Wheels for Wellbeing welcomes government’s commitment to look at cycles as mobility aids

The Department for Transport this week published its Inclusive Transport Strategy, which outlines the government’s ambition to make transport fully accessible for all by 2030.

The Strategy builds on responses to the government’s Accessibility Action Plan, which was consulted on last year, and seeks to shift the focus from creating ‘accessible transport’ (with the goal of improving infrastructure alone) to a more holistic approach that delivers ‘inclusive travel’, where services are designed through discussion with disabled people and incorporate a wide range of measures.

The Strategy includes a number of welcome announcements, including £300m for the Access for All programme to improve the accessibility of railway stations, as well as measures to improve awareness and enforcement of disabled passenger’s rights. For disabled cyclists, the Strategy makes two welcome commitments:

To update Local Transport Note 2/08 (the guidance used by local authorities when designing cycle infrastructure) to take into account the responses made to the Accessibility Action Plan, with a revised version expected in early 2019
To “explore the feasibility of amending legislation to recognise the use of cycles as a mobility aid” by 2020

Both commitments mark a big step forward in the recognition of the needs and rights of disabled cyclists. In particular, Wheels for Wellbeing are pleased to see the Department’s commitment to explore ways of legally recognising cycles as mobility aids, which is an issue that we have been campaigning on for many years.

Isabelle Clement, Director of Wheels for Wellbeing, had this to say on the Inclusive Transport Strategy:

“We welcome the publication of this strategy, which shows the government’s increased understanding and awareness of the needs of disabled people as cyclists. Having campaigned for the recognition of cycles as mobility aids for some time, we are excited to learn that the government are now looking into this issue.

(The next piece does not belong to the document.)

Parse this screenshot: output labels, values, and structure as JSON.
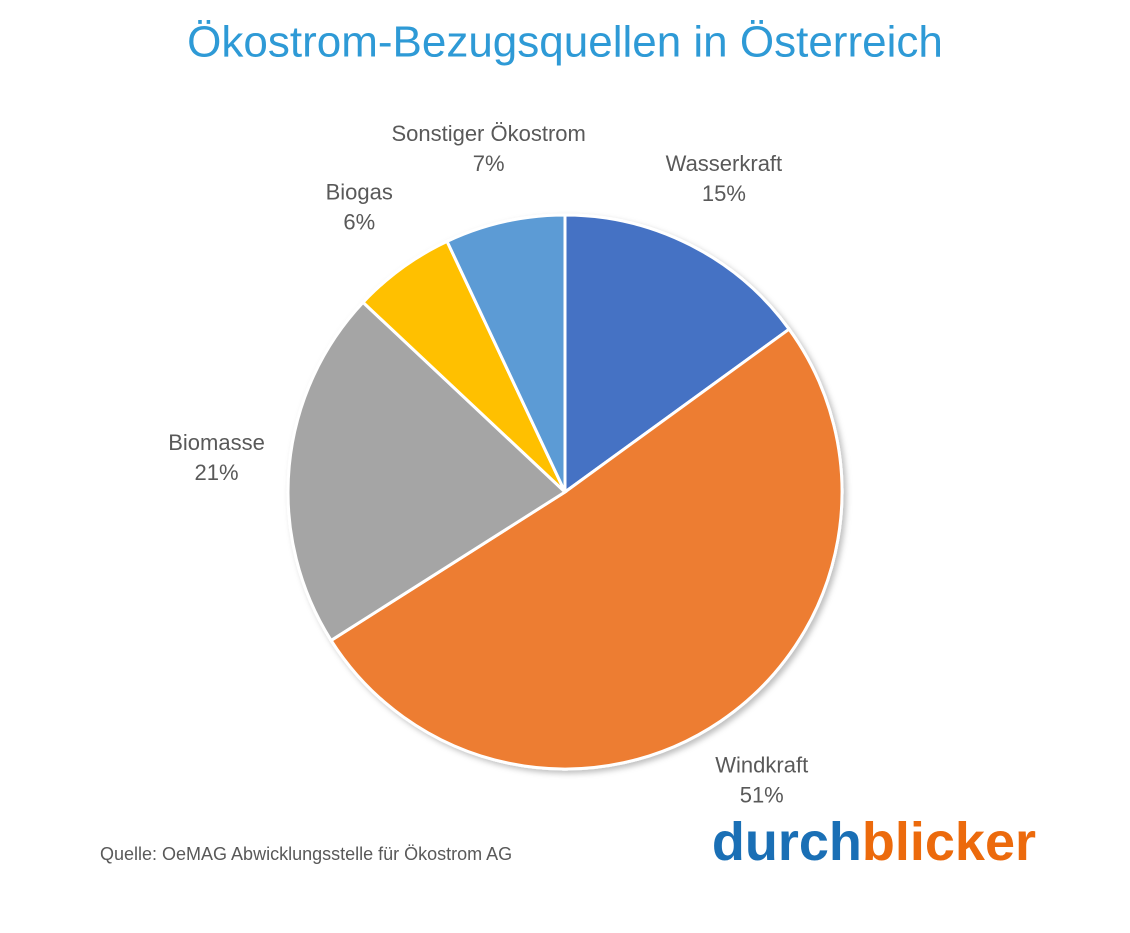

If more disabled people are to be encouraged to cycle and lead active and healthy lifestyles then this must surely be the starting point…

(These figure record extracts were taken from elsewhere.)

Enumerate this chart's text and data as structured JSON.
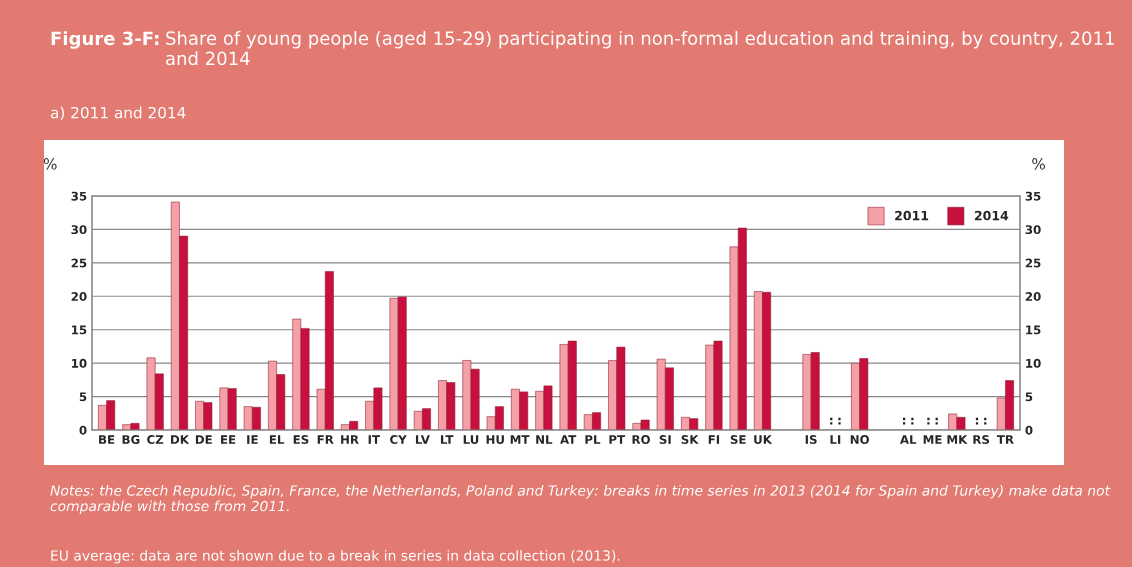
{
  "chart_data": {
    "type": "bar",
    "title": "Figure 3-F:",
    "subtitle": "Share of young people (aged 15-29) participating in non-formal education and training, by country, 2011 and 2014",
    "ylabel": "%",
    "y2label": "%",
    "categories": [
      "BE",
      "BG",
      "CZ",
      "DK",
      "DE",
      "EE",
      "IE",
      "EL",
      "ES",
      "FR",
      "HR",
      "IT",
      "CY",
      "LV",
      "LT",
      "LU",
      "HU",
      "MT",
      "NL",
      "AT",
      "PL",
      "PT",
      "RO",
      "SI",
      "SK",
      "FI",
      "SE",
      "UK",
      null,
      "IS",
      "LI",
      "NO",
      null,
      "AL",
      "ME",
      "MK",
      "RS",
      "TR"
    ],
    "series": [
      {
        "name": "2011",
        "color": "#f4a0a6",
        "values": [
          3.7,
          0.8,
          10.8,
          34.1,
          4.3,
          6.3,
          3.5,
          10.3,
          16.6,
          6.1,
          0.8,
          4.3,
          19.7,
          2.8,
          7.4,
          10.4,
          2.0,
          6.1,
          5.8,
          12.8,
          2.3,
          10.4,
          1.0,
          10.6,
          1.9,
          12.7,
          27.4,
          20.7,
          null,
          11.3,
          null,
          10.0,
          null,
          null,
          null,
          2.4,
          null,
          4.8
        ],
        "value_labels": [
          null,
          null,
          null,
          null,
          null,
          null,
          null,
          null,
          null,
          null,
          null,
          null,
          null,
          null,
          null,
          null,
          null,
          null,
          null,
          null,
          null,
          null,
          null,
          null,
          null,
          null,
          null,
          null,
          null,
          null,
          ":",
          null,
          null,
          ":",
          ":",
          null,
          ":",
          null
        ]
      },
      {
        "name": "2014",
        "color": "#c8103e",
        "values": [
          4.4,
          1.0,
          8.4,
          29.0,
          4.1,
          6.2,
          3.4,
          8.3,
          15.2,
          23.7,
          1.3,
          6.3,
          19.9,
          3.2,
          7.1,
          9.1,
          3.5,
          5.7,
          6.6,
          13.3,
          2.6,
          12.4,
          1.5,
          9.3,
          1.7,
          13.3,
          30.2,
          20.6,
          null,
          11.6,
          null,
          10.7,
          null,
          null,
          null,
          1.9,
          null,
          7.4
        ],
        "value_labels": [
          null,
          null,
          null,
          null,
          null,
          null,
          null,
          null,
          null,
          null,
          null,
          null,
          null,
          null,
          null,
          null,
          null,
          null,
          null,
          null,
          null,
          null,
          null,
          null,
          null,
          null,
          null,
          null,
          null,
          null,
          ":",
          null,
          null,
          ":",
          ":",
          null,
          ":",
          null
        ]
      }
    ],
    "ylim": [
      0,
      35
    ],
    "yticks": [
      0,
      5,
      10,
      15,
      20,
      25,
      30,
      35
    ],
    "y2lim": [
      0,
      35
    ],
    "y2ticks": [
      0,
      5,
      10,
      15,
      20,
      25,
      30,
      35
    ],
    "grid": "y",
    "legend": "top right",
    "annotations": [
      "a) 2011 and 2014",
      "Notes: the Czech Republic, Spain, France, the Netherlands, Poland and Turkey: breaks in time series in 2013 (2014 for Spain and Turkey) make data not comparable with those from 2011.",
      "EU average: data are not shown due to a break in series in data collection (2013)."
    ]
  }
}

We look forward to continuing to participate in the LTN 2/08 working group and will write to the Minister shortly to discuss ways of working together to develop a solution that will stop disabled people being unfairly penalised when using their cycle as a mobility aid.”

1 Comment

  • Rod. Smith. 11/08/2018 1:10 pm

    Thank the Lord that at last someone has agreed to get the use of a bicycle as a disability aid recognised. Since my cancer treatment 13 years ago I have used my folding bike to get to places where I can’t easily park the car near to, and on many occasions I have been told that my cycle is not allowed whilst a wheelchair is. I am sick of being treated as a second class citizen just because I have trouble walking, yet since I have two legs and can ride a cycle “Authority” in various guises decides to discriminate against me by telling me that I can’t use my cycle as a mobility aid. Try getting a police officer to understand that you cannot walk to where you are going when you are stopped in a so called “pedestrian area” and told to walk as it is an offence to ride a bicycle, yet people using wheelchairs and mobility scooters are allowed to continue without hindrance!